The public radio and television station KQED has thrived amid a tumultuous period in the media industry by using technology and data to optimize the delivery of its grassroots journalism and improve relationships with its listeners.

If you’re wondering how, Tim Olson, KQED’s senior vice president of strategic digital partnerships, has two words for you: reach and relationships.

Ensuring the station reaches as many listeners as possible involves some familiar and well-tested steps, such as being part of the public news ecosystem—NPR, PBS, and other outlets. Other approaches are newer, involving partnerships with technology companies such as Apple, Google, Salesforce, and Amazon.

But when it comes to long-term financial sustainability, getting content in front of people isn’t enough; the internet has transformed the advertising business, gutting revenues for traditional publishing outlets. Coverage of local news and less sensational topics has largely dried up along with money from ads. Yet KQED’s newsroom has grown at least 25 percent over the past decade and includes a robust science team. To fill the financial gap, the station needed to increase listener donations, and to do that, they had to get closer to their audience members than ever before.

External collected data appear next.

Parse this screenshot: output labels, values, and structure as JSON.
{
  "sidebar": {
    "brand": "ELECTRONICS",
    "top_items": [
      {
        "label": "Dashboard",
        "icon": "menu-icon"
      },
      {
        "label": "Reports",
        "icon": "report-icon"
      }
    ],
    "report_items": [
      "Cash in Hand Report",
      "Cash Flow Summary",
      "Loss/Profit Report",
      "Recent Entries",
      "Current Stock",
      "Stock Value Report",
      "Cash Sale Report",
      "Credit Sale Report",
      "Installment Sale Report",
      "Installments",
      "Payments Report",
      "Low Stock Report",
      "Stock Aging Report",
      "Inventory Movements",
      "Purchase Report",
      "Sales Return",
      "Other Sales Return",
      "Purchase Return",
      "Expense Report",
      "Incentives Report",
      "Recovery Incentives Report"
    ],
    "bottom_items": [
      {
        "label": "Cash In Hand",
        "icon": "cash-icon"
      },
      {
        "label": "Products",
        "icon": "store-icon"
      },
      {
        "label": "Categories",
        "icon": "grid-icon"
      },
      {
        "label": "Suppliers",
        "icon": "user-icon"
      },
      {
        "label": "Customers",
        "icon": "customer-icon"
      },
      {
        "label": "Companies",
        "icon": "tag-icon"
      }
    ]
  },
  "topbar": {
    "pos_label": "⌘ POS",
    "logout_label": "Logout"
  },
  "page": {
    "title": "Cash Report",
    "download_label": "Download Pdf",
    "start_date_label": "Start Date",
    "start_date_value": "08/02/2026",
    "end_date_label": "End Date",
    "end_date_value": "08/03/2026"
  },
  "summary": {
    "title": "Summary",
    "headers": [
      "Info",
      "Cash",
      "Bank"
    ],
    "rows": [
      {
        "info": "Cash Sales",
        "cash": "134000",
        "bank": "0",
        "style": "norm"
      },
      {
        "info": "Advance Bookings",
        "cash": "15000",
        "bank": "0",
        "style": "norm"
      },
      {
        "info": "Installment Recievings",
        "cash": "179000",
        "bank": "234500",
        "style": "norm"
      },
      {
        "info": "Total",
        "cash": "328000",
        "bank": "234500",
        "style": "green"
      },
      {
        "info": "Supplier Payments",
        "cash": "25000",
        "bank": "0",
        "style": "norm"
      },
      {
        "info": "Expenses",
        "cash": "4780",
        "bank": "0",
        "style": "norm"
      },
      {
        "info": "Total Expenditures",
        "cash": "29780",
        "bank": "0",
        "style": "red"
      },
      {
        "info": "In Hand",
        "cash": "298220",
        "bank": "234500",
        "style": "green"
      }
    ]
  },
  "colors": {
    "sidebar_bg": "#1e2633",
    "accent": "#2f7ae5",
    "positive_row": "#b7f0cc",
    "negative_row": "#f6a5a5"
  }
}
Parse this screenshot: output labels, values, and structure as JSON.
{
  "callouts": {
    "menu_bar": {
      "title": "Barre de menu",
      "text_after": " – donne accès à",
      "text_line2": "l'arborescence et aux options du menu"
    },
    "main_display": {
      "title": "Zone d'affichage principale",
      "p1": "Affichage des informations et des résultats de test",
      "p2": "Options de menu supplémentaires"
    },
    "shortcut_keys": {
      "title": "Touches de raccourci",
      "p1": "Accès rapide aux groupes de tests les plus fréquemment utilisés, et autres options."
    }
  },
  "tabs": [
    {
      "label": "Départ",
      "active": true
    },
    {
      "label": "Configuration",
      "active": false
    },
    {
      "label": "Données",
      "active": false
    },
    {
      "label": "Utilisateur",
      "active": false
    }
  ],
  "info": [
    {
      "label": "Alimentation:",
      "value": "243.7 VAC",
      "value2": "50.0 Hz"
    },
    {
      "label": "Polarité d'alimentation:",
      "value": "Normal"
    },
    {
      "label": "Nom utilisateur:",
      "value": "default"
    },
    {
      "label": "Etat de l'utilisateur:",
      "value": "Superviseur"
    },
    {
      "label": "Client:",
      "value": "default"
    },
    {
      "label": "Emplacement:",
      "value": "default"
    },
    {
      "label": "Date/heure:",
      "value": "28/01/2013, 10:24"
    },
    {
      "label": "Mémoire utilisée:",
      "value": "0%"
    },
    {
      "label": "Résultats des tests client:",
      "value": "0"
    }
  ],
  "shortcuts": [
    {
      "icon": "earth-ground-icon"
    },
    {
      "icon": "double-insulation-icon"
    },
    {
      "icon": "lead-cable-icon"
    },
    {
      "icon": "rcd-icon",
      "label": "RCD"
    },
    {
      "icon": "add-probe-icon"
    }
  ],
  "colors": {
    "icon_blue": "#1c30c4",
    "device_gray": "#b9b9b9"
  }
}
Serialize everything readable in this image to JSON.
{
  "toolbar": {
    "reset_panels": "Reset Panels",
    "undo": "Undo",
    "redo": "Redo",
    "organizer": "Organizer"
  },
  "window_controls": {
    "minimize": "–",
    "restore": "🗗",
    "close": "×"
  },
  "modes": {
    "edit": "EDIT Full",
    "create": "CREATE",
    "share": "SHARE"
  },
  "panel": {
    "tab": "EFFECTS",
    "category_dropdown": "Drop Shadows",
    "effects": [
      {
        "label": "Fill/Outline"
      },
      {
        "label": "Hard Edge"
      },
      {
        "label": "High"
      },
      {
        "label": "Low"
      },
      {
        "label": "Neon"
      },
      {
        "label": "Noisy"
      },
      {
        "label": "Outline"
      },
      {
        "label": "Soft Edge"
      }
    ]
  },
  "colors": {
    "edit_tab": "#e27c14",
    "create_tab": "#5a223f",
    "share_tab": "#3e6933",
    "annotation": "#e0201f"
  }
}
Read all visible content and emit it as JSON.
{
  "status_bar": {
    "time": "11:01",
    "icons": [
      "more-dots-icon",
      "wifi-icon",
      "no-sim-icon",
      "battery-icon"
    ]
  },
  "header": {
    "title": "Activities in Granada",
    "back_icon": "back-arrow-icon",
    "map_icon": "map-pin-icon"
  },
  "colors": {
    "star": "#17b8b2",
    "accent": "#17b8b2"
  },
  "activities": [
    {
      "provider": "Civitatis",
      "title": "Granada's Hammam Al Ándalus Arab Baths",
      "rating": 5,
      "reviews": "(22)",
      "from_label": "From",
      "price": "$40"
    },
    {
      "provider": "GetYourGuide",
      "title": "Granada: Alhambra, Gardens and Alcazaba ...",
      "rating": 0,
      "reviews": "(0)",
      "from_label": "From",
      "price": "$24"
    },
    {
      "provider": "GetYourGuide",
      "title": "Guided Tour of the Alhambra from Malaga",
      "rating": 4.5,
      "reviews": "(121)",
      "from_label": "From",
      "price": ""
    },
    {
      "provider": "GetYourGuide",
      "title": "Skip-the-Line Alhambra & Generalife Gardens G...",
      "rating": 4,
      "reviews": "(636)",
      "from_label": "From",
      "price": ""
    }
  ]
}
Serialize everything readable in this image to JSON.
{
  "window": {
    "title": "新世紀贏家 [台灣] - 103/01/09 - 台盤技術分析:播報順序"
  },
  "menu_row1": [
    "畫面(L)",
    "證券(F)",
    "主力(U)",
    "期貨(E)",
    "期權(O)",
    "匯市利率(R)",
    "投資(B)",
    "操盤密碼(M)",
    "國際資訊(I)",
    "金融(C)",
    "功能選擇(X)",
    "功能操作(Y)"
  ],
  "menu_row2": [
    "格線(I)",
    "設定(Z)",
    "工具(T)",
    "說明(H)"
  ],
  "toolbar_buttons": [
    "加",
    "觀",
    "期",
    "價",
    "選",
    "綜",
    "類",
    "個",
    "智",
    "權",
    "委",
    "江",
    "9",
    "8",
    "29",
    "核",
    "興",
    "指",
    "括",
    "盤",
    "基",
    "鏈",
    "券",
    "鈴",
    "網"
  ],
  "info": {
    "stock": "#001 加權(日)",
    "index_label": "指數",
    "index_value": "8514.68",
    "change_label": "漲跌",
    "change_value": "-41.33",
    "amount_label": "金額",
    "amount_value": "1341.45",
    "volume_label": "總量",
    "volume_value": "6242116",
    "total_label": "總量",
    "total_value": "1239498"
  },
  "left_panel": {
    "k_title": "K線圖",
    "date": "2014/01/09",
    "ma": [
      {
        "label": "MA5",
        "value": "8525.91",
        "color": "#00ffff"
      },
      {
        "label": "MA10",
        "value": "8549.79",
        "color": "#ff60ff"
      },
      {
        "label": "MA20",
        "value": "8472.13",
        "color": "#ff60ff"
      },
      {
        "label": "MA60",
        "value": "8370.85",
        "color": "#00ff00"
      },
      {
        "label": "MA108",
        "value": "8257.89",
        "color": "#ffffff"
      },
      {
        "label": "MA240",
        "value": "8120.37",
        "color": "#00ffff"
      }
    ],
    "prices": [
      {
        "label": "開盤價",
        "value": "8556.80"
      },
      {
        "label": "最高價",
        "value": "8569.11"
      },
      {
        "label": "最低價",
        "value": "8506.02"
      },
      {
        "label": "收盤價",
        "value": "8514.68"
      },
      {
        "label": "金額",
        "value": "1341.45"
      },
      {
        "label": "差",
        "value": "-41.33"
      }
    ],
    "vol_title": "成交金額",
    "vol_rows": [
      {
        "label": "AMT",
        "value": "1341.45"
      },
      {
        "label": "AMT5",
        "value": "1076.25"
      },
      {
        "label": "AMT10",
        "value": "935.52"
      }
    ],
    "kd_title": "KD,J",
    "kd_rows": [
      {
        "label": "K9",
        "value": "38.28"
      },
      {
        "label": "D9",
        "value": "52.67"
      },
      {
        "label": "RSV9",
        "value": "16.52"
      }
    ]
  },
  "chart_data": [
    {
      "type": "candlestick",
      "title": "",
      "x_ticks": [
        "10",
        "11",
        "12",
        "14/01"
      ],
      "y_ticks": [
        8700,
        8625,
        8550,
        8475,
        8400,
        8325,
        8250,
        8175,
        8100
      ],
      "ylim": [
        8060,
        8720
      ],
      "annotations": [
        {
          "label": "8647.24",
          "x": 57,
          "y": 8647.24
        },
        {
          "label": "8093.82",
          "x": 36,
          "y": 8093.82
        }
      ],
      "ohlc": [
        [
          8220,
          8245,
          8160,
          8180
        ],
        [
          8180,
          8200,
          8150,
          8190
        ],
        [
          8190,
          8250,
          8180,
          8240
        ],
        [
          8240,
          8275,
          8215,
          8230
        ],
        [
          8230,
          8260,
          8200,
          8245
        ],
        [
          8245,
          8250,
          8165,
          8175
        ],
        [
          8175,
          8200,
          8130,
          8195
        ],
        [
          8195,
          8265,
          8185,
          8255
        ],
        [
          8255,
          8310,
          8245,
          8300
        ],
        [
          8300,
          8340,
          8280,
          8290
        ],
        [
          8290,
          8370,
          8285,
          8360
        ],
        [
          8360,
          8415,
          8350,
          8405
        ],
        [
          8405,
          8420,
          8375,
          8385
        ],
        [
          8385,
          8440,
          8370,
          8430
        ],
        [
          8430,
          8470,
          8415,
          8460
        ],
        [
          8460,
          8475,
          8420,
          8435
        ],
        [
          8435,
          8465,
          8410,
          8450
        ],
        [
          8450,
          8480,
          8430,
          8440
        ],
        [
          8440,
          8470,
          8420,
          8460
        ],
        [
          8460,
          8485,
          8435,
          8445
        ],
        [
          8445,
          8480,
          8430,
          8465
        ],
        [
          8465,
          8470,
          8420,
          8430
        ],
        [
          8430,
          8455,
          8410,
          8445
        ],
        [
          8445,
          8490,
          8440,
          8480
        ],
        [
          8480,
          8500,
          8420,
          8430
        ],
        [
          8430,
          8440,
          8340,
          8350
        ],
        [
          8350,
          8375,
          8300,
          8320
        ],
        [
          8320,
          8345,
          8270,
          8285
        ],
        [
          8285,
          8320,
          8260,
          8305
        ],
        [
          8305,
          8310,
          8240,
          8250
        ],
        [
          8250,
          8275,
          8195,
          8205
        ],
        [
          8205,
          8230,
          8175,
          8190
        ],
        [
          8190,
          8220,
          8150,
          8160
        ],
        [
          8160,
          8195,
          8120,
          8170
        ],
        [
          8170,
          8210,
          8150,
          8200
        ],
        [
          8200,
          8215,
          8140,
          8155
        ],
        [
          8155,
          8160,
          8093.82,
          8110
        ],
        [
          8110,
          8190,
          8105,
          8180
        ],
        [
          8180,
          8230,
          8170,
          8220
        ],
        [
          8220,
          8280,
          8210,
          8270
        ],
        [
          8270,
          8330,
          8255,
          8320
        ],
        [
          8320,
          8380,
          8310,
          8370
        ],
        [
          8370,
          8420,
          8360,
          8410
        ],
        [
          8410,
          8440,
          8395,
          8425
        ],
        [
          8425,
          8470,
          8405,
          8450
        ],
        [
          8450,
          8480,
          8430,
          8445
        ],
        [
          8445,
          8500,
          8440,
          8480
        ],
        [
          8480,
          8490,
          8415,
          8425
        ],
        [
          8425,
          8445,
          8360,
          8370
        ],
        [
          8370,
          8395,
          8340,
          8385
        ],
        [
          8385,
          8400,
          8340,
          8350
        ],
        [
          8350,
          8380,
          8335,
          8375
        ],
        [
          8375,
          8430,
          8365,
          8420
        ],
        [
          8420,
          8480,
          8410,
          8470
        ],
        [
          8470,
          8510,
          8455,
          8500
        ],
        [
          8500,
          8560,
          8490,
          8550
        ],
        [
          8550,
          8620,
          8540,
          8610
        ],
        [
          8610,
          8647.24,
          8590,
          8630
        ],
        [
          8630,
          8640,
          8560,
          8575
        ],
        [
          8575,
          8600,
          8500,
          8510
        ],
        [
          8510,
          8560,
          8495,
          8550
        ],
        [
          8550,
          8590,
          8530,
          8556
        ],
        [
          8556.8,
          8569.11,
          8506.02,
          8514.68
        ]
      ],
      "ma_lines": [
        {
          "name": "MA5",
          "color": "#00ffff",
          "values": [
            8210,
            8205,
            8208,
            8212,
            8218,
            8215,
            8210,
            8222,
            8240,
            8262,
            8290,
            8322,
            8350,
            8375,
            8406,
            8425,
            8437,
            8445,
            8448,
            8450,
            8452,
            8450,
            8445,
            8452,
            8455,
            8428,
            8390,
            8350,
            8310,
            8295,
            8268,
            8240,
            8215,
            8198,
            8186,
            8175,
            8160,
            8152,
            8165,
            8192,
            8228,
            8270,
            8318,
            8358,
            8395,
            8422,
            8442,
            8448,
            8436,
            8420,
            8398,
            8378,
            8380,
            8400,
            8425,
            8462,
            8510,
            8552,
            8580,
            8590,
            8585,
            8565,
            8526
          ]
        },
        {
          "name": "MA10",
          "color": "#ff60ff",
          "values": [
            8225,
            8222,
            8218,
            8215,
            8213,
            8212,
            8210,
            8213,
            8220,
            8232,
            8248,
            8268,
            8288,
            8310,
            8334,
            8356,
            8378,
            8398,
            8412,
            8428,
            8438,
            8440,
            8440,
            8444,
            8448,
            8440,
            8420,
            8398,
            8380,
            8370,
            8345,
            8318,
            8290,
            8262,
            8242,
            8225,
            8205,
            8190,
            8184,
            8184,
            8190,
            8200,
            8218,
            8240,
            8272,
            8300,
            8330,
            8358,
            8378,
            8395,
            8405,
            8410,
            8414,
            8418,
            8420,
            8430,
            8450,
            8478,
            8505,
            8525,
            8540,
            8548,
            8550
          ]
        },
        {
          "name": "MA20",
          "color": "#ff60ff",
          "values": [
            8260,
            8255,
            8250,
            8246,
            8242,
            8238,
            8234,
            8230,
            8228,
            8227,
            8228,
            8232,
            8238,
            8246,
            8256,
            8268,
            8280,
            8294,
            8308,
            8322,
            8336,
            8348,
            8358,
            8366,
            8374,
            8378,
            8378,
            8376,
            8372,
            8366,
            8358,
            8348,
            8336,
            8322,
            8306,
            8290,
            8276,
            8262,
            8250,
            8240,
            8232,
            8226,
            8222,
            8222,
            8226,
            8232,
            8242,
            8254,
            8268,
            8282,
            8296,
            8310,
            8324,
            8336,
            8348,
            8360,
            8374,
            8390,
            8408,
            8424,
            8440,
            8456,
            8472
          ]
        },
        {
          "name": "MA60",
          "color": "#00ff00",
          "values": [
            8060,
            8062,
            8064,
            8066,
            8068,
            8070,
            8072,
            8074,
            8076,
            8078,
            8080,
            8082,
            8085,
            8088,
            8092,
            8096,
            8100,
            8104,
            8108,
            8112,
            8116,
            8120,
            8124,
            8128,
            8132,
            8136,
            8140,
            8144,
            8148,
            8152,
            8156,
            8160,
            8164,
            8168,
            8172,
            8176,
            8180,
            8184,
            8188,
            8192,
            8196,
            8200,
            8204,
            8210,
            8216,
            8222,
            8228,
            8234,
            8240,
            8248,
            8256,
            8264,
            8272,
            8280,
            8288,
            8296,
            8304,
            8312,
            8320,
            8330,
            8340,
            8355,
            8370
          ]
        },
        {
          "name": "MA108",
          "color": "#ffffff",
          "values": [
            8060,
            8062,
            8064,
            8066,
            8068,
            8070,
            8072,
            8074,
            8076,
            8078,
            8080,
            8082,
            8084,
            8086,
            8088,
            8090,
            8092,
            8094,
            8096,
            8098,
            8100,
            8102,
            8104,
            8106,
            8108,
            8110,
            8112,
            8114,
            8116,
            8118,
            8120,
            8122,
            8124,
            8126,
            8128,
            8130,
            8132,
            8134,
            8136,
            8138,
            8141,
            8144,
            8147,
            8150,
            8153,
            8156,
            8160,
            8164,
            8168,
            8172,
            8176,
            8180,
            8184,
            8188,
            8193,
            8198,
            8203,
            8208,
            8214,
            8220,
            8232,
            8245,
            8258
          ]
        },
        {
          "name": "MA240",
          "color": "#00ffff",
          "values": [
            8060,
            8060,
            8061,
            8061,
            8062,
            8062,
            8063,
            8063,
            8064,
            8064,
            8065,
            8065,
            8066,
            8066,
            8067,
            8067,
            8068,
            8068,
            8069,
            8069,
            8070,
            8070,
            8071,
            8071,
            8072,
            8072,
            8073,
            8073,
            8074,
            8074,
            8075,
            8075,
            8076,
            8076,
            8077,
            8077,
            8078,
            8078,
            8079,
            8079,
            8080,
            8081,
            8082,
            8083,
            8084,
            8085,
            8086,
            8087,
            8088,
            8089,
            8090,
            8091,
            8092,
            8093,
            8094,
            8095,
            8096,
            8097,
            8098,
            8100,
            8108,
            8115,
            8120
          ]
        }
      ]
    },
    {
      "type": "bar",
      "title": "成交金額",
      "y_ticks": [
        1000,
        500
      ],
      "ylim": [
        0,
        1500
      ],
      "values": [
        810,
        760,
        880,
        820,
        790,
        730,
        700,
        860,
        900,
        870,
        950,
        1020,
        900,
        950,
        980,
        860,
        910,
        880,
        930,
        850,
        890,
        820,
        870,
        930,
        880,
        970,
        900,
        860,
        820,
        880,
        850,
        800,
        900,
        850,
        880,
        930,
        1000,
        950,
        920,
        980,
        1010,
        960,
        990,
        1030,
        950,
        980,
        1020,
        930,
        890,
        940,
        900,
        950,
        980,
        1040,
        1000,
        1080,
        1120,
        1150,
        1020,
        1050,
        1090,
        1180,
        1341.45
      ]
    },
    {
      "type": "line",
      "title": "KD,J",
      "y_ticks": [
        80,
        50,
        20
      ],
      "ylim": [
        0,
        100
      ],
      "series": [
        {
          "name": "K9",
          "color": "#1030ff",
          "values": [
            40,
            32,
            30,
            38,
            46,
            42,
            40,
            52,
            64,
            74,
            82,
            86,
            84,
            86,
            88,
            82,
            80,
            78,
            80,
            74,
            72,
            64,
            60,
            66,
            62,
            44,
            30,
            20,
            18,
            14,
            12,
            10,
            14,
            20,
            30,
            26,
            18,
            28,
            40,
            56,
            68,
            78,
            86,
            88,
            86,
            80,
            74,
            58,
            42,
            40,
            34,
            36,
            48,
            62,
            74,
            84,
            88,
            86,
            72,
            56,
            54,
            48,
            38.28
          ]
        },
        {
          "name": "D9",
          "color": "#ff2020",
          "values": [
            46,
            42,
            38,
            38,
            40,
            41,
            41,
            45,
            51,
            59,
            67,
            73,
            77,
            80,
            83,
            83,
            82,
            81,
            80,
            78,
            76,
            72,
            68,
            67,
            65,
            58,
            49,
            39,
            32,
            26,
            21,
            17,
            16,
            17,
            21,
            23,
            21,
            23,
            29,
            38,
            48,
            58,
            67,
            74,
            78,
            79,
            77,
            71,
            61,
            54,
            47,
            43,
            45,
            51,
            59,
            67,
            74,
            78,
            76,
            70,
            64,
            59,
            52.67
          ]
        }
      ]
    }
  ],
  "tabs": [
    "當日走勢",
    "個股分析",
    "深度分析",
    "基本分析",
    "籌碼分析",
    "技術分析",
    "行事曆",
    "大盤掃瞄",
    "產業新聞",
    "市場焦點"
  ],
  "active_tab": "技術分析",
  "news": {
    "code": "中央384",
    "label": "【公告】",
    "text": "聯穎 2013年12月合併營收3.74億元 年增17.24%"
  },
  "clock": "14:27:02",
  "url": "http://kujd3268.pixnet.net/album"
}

“We need them to have a relationship with us,” Olson says. “That’s a core theme of the publishing world right now. We need to continue to move into the modern age of: You actually know me and you are providing me digital relationship touch points that are relevant to me.”

The goal, Olson says, is to smartly distribute grassroots journalism in all its forms to the station’s listeners, not create a “filter bubble of editorial.” As KQED’s motto puts it, technology and data should “inform, inspire, and involve.”